So how does hydrogenation work?

I’ve blogged on this subject in the past, but will happily re-summarize in light of the recent posts on oil, fat and frying, reader Sally! As outlined below, frying fats that are solid at room temperature are desirable for a number of reasons. But if solid animal fats are either too expensive, too rare or off the table for dietary or health reasons (as they were twenty or so years ago) what is there to do? The answer of course: turn liquid oils into solid fats.

That’s what a German chemist by the name of Wilhelm Normann did in 1902. He found that if one were to bubble hydrogen through liquid oil in the presence of a catalyst metal, unsaturated fatty acid chains would pick up hydrogen atoms (remember those teachers and school children from the post below).
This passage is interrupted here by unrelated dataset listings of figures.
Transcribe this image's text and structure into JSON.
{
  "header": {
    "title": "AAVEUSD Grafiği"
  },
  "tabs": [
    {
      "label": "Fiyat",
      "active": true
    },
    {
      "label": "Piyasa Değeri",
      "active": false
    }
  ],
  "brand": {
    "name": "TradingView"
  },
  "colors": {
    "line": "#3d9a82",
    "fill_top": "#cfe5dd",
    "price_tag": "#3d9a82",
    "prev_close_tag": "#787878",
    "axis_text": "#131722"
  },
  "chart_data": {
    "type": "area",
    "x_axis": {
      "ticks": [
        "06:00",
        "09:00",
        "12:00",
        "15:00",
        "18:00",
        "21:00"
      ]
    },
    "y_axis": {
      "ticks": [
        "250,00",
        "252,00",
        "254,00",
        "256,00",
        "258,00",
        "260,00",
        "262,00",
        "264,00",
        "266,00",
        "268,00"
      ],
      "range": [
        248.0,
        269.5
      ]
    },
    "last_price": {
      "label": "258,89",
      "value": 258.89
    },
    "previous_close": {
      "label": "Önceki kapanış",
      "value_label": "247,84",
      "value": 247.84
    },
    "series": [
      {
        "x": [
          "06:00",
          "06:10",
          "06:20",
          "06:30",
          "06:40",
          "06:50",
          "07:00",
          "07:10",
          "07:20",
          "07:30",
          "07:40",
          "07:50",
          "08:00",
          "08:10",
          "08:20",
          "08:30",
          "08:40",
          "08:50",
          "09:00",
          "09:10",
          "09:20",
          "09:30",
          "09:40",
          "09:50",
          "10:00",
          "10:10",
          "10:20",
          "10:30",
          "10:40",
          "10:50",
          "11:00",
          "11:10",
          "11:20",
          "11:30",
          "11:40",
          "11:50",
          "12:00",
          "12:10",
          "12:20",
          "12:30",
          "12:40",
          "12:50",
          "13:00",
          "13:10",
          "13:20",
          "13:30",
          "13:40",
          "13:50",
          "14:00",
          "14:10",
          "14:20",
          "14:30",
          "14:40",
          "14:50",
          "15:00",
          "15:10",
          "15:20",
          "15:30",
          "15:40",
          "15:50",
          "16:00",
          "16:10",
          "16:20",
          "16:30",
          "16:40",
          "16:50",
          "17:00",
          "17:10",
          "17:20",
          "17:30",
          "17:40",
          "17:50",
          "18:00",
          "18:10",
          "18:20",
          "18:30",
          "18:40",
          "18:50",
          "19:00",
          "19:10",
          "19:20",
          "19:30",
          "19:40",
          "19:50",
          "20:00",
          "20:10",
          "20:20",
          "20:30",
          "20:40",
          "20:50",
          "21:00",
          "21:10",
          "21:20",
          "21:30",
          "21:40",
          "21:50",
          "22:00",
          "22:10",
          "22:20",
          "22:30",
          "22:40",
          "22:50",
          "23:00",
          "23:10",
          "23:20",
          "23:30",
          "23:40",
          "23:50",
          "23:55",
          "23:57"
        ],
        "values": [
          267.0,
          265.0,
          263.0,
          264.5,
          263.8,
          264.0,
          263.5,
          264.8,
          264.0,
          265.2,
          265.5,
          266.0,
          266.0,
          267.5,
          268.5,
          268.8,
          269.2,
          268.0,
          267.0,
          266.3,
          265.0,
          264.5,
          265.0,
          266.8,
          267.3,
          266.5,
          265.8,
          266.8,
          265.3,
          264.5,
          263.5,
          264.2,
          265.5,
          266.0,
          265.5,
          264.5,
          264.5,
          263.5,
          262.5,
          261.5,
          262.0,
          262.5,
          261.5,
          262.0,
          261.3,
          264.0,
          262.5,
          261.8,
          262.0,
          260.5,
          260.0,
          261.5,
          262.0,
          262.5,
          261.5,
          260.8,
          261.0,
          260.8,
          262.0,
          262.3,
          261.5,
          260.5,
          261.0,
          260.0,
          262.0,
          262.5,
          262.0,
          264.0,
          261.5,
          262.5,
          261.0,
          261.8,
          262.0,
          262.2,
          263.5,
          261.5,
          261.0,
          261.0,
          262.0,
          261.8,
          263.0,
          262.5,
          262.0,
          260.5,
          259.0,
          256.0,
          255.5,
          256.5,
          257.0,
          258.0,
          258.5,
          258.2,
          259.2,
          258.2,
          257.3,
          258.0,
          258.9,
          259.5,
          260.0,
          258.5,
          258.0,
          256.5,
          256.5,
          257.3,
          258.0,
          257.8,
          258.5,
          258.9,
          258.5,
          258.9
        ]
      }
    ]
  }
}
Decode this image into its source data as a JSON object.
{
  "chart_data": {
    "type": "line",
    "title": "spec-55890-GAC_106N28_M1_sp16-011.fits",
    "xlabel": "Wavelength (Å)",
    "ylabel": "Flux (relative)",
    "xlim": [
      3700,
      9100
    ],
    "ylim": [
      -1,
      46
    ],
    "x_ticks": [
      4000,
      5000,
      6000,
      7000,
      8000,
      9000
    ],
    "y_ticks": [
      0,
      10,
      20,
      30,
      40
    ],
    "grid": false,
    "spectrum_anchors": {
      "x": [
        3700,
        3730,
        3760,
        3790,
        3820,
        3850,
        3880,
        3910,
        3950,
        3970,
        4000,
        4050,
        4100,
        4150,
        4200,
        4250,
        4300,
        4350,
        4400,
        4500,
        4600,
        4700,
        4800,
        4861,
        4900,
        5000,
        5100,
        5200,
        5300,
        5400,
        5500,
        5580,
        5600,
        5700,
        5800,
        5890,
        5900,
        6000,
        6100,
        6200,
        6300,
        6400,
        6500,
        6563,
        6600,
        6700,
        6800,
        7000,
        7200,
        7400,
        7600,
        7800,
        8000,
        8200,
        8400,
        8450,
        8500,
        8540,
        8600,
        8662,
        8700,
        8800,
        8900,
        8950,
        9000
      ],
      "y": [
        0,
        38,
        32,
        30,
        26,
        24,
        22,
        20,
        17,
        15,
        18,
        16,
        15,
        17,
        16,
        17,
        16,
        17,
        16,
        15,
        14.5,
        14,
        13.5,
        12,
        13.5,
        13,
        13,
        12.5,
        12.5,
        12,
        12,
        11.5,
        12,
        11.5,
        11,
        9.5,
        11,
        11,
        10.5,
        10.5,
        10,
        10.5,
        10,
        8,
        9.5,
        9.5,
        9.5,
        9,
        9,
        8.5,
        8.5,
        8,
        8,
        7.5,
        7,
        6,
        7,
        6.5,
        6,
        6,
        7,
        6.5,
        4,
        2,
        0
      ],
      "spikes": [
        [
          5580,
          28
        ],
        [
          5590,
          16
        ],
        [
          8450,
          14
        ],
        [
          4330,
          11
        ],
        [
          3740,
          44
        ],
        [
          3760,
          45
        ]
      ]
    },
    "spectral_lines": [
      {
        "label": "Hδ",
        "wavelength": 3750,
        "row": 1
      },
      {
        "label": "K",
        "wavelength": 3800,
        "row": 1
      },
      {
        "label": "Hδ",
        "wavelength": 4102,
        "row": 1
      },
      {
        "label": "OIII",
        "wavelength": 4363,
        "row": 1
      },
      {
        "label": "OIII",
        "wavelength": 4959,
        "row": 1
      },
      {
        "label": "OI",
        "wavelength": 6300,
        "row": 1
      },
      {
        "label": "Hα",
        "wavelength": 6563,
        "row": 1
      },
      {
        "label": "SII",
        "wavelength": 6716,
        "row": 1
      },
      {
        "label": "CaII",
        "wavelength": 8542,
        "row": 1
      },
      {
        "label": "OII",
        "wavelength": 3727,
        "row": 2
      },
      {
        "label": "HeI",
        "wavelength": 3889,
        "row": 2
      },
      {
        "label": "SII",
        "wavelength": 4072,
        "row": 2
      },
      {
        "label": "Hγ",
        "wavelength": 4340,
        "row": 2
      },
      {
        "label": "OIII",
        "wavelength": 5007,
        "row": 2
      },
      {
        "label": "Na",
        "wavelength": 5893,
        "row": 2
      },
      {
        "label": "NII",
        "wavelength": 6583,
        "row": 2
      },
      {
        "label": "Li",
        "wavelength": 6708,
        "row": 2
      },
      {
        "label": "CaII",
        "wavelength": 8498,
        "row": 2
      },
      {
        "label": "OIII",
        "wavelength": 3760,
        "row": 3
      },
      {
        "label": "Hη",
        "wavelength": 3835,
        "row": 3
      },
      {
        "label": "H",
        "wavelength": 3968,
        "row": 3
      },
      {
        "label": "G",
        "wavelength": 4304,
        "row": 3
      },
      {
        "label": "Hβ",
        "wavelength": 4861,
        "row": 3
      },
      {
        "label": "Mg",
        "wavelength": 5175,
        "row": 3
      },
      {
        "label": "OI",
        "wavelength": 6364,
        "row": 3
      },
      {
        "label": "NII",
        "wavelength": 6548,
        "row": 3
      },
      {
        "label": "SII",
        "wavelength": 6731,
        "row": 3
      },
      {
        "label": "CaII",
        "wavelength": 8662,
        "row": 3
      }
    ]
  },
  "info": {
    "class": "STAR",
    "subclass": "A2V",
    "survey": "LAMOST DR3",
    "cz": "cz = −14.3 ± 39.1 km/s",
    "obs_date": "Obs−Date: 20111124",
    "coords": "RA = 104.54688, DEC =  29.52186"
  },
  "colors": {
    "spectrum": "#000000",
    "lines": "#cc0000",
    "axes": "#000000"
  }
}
The result would be a solid oil, also known as a “fat.”

Why is that? Well remember how I wrote that lipid (fat or oil) molecules are “E” shaped, three fatty acids attached to a “backbone” of glycerol. Each of the fatty acids on that “E” can be — indeed usually are — different. Thus while all lipid molecules more or less look like the letter “E” some of the fatty acids on them are longer than others, are curved, etc.. Those differences are a factor of their basic structure, but also of their degree of saturation. Less saturated fatty acids tend to be curvy, fully saturated fatty acids tend to be straighter.

That matters when it comes to crystallization. As I’ve written many, many times before, molecules that are alike tend to stack up on each other, thus forming firm crystals. You can imagine an oil as a jumble of languid, differently-shaped lipid molecules that can never quite click together, and so they flow.

Add hydrogen atoms, however, and the fatty acids begin to straighten out, the molecules become more uniform in their shape, and they begin forming crystals. The oil starts to become solid. The longer the reaction is allowed to continue the more the crystallization goes on and the firmer the oil gets. This is why most oils are only “partially” hydrogenated, because, while cooks (especially fry cooks) like their fats firm, they don’t want them rock-solid.

The rub there is that it’s partial hydrogenation that creates trans fats, which many people find objectionable, even though trans fats are a regular, natural feature of things like, oh, cow’s milk. But as usual, I digress.

So how then do producers of trans-free fry oils avoid getting trans fats in their products? Simple: they combine fully-hydrogenated oil with non-hydrogenated liquid oil, thus keeping the “fat” soft while avoiding partial hydrogenation. Neato, no?

2 thoughts on “So how does hydrogenation work?”

  1. I hate to ask this question but I gotta ask this question: with so much discussion on fats, what works best, what fries best, and ultimately what is healthy or not, why are some saturated fats deemed better than others? There is a buzz right now about coconut oil and that it is actually good for you. I remember not too long ago when it was deemed the Devil incarnate. It is possible for one saturated fat to be better than another?